La fe es un don divino; sólo Dios la puede infundir más y más en el alma. Es él quien abre el corazón del creyente para que reciba la luz sobrenatural, y por eso debemos implorarla; pero a la vez son necesarias unas disposiciones internas de humildad, de limpieza, de apertura..., de amor que se abre paso cada vez con más seguridad. Nosotros acudimos a la compasión y misericordia divinas: ¡Señor, ayúdanos, ten compasión de nosotros!.

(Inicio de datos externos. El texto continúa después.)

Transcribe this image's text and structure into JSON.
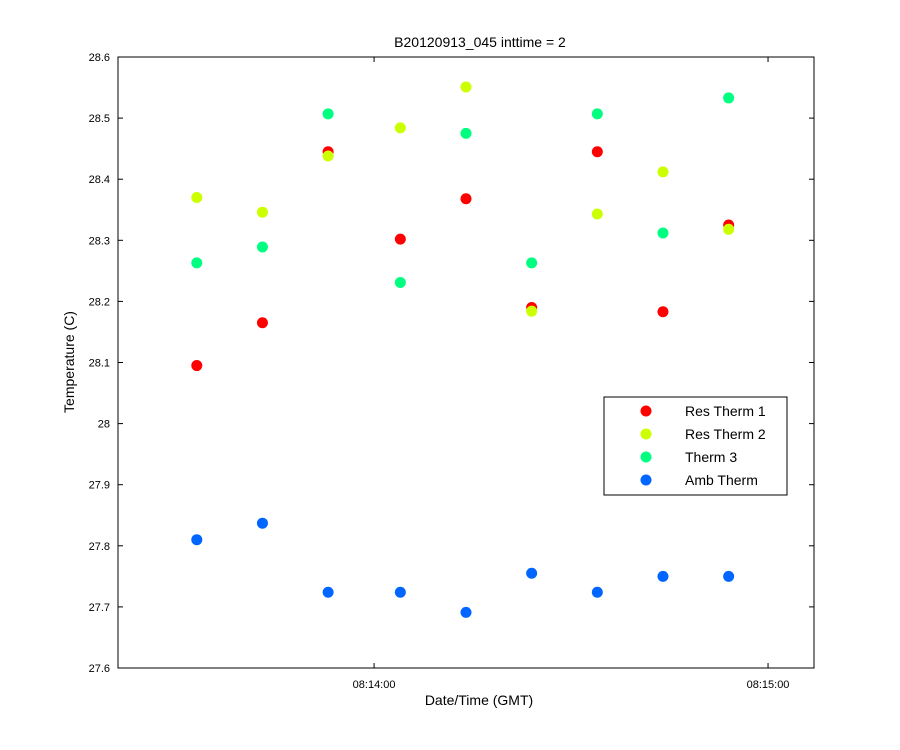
{
  "chart_data": {
    "type": "scatter",
    "title": "B20120913_045 inttime = 2",
    "xlabel": "Date/Time (GMT)",
    "ylabel": "Temperature (C)",
    "ylim": [
      27.6,
      28.6
    ],
    "yticks": [
      27.6,
      27.7,
      27.8,
      27.9,
      28,
      28.1,
      28.2,
      28.3,
      28.4,
      28.5,
      28.6
    ],
    "ytick_labels": [
      "27.6",
      "27.7",
      "27.8",
      "27.9",
      "28",
      "28.1",
      "28.2",
      "28.3",
      "28.4",
      "28.5",
      "28.6"
    ],
    "xlim": [
      "08:13:21",
      "08:15:07"
    ],
    "xticks": [
      "08:14:00",
      "08:15:00"
    ],
    "xtick_labels": [
      "08:14:00",
      "08:15:00"
    ],
    "x": [
      "08:13:33",
      "08:13:43",
      "08:13:53",
      "08:14:04",
      "08:14:14",
      "08:14:24",
      "08:14:34",
      "08:14:44",
      "08:14:54"
    ],
    "series": [
      {
        "name": "Res Therm 1",
        "color": "#ff0000",
        "values": [
          28.095,
          28.165,
          28.445,
          28.302,
          28.368,
          28.19,
          28.445,
          28.183,
          28.325
        ]
      },
      {
        "name": "Res Therm 2",
        "color": "#ccff00",
        "values": [
          28.37,
          28.346,
          28.438,
          28.484,
          28.551,
          28.184,
          28.343,
          28.412,
          28.318
        ]
      },
      {
        "name": "Therm 3",
        "color": "#00ff80",
        "values": [
          28.263,
          28.289,
          28.507,
          28.231,
          28.475,
          28.263,
          28.507,
          28.312,
          28.533
        ]
      },
      {
        "name": "Amb Therm",
        "color": "#0066ff",
        "values": [
          27.81,
          27.837,
          27.724,
          27.724,
          27.691,
          27.755,
          27.724,
          27.75,
          27.75
        ]
      }
    ],
    "legend_position": "right",
    "grid": false
  }
}
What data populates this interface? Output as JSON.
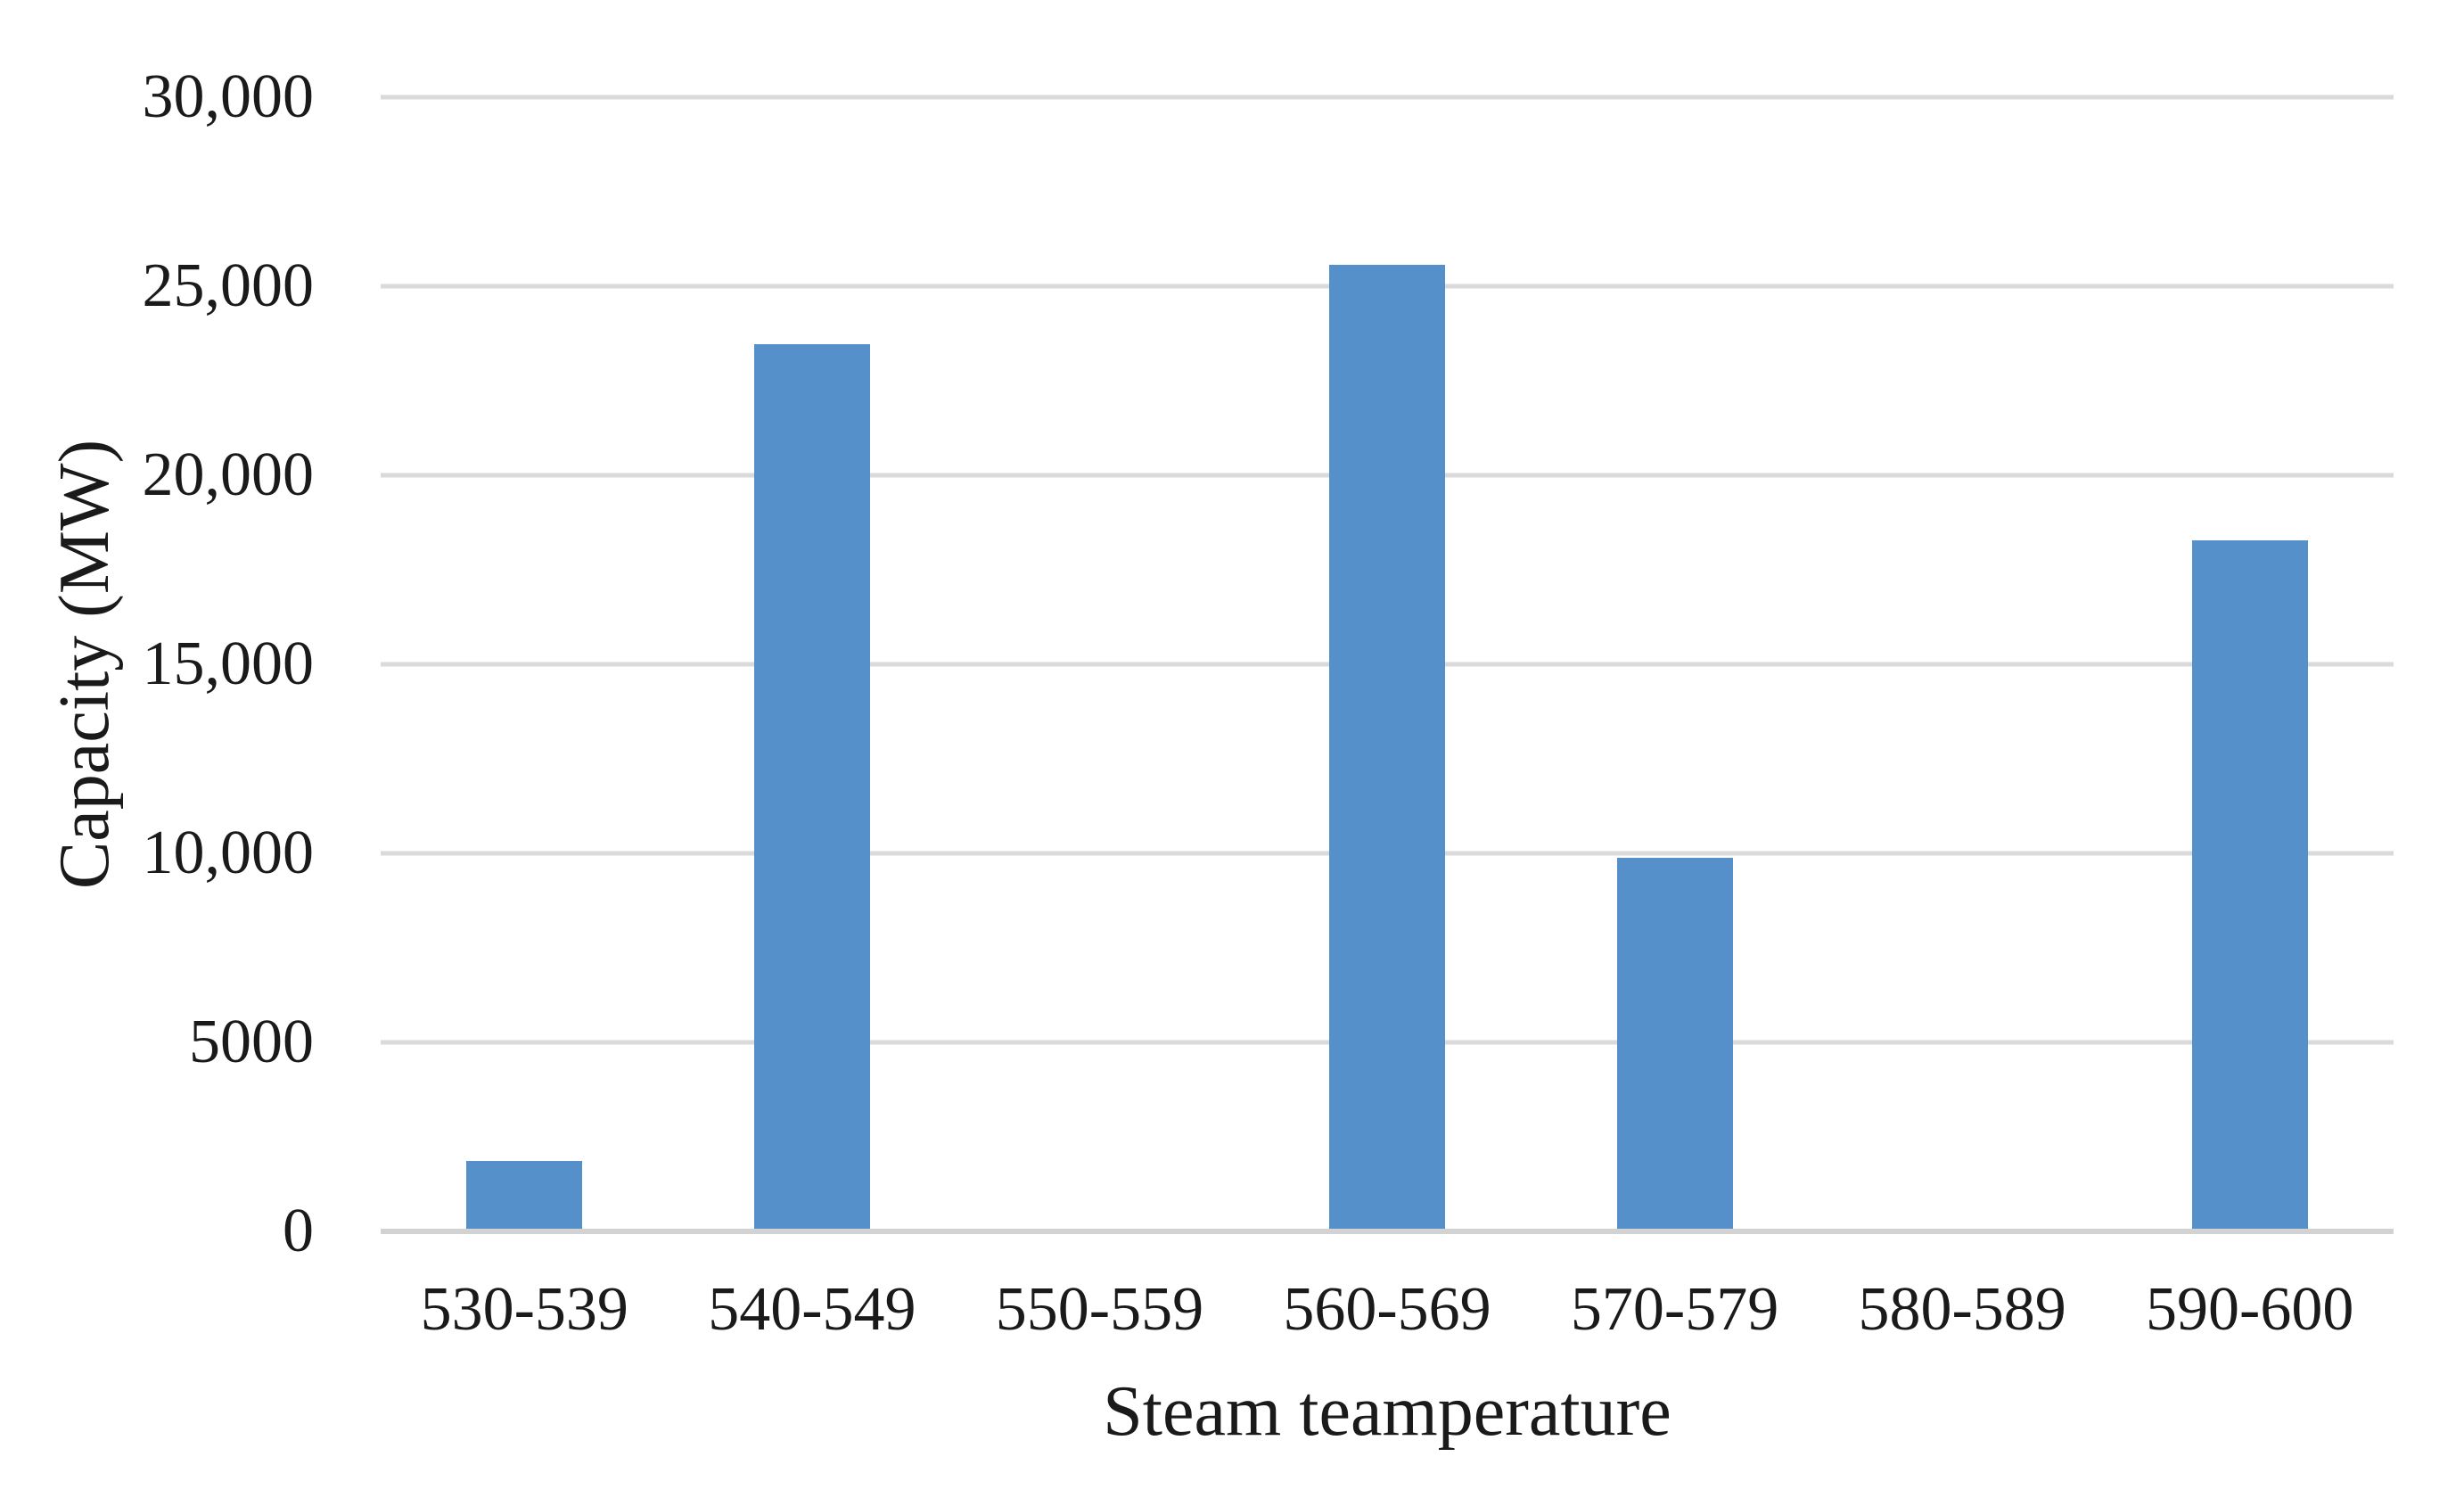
{
  "chart_data": {
    "type": "bar",
    "title": "",
    "xlabel": "Steam teamperature",
    "ylabel": "Capacity (MW)",
    "categories": [
      "530-539",
      "540-549",
      "550-559",
      "560-569",
      "570-579",
      "580-589",
      "590-600"
    ],
    "values": [
      1800,
      23400,
      0,
      25500,
      9800,
      0,
      18200
    ],
    "series_name": "Capacity (MW)",
    "ylim": [
      0,
      30000
    ],
    "ytick_interval": 5000,
    "ytick_labels": [
      "0",
      "5000",
      "10,000",
      "15,000",
      "20,000",
      "25,000",
      "30,000"
    ],
    "grid": true,
    "legend": false,
    "bar_color": "#5590ca",
    "gridline_color": "#dadada"
  }
}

Por nuestra parte, la humildad, la limpieza de alma y apertura de corazón hacia la verdad nos dan la capacidad de recibir esos dones que Jesús nunca niega. Si la semilla de la gracia no prosperó se debió exclusivamente a que no encontró la tierra preparada. Señor, ¡auméntame la fe!, le pedimos en la intimidad de nuestra oración. ¡No permitas que jamás vacile mi confianza en Ti!
Aquellos que se cruzaron con Jesús por caminos y aldeas, vieron los que sus disposiciones internas les permitían ver. ¡Si hubiéramos podido ver a Jesús a través de los ojos de su Madre! ¡Qué inmensidad tan grande! Muchos contemporáneos se negaron a creer en Jesús porque no eran de corazón bueno, porque sus obras eran torcidas, porque no amaban a Dios ni tenían una voluntad recta. La Confesión frecuente de nuestras faltas y pecados nos limpia y nos dispone para ver con claridad al Señor aquí en la tierra; es el gran medio para encontrar el camino de la fe, la claridad interior necesaria para ver lo que Dios pide.
Hacemos un inmenso bien a las almas cuando les ayudamos para que se acerquen al sacramento del perdón. Es de experiencia común que muchos problemas y dudas se terminan con una buena Confesión; el alma ve con mayor claridad cuanto más limpia está y cuantos mejores son las disposiciones de su voluntad.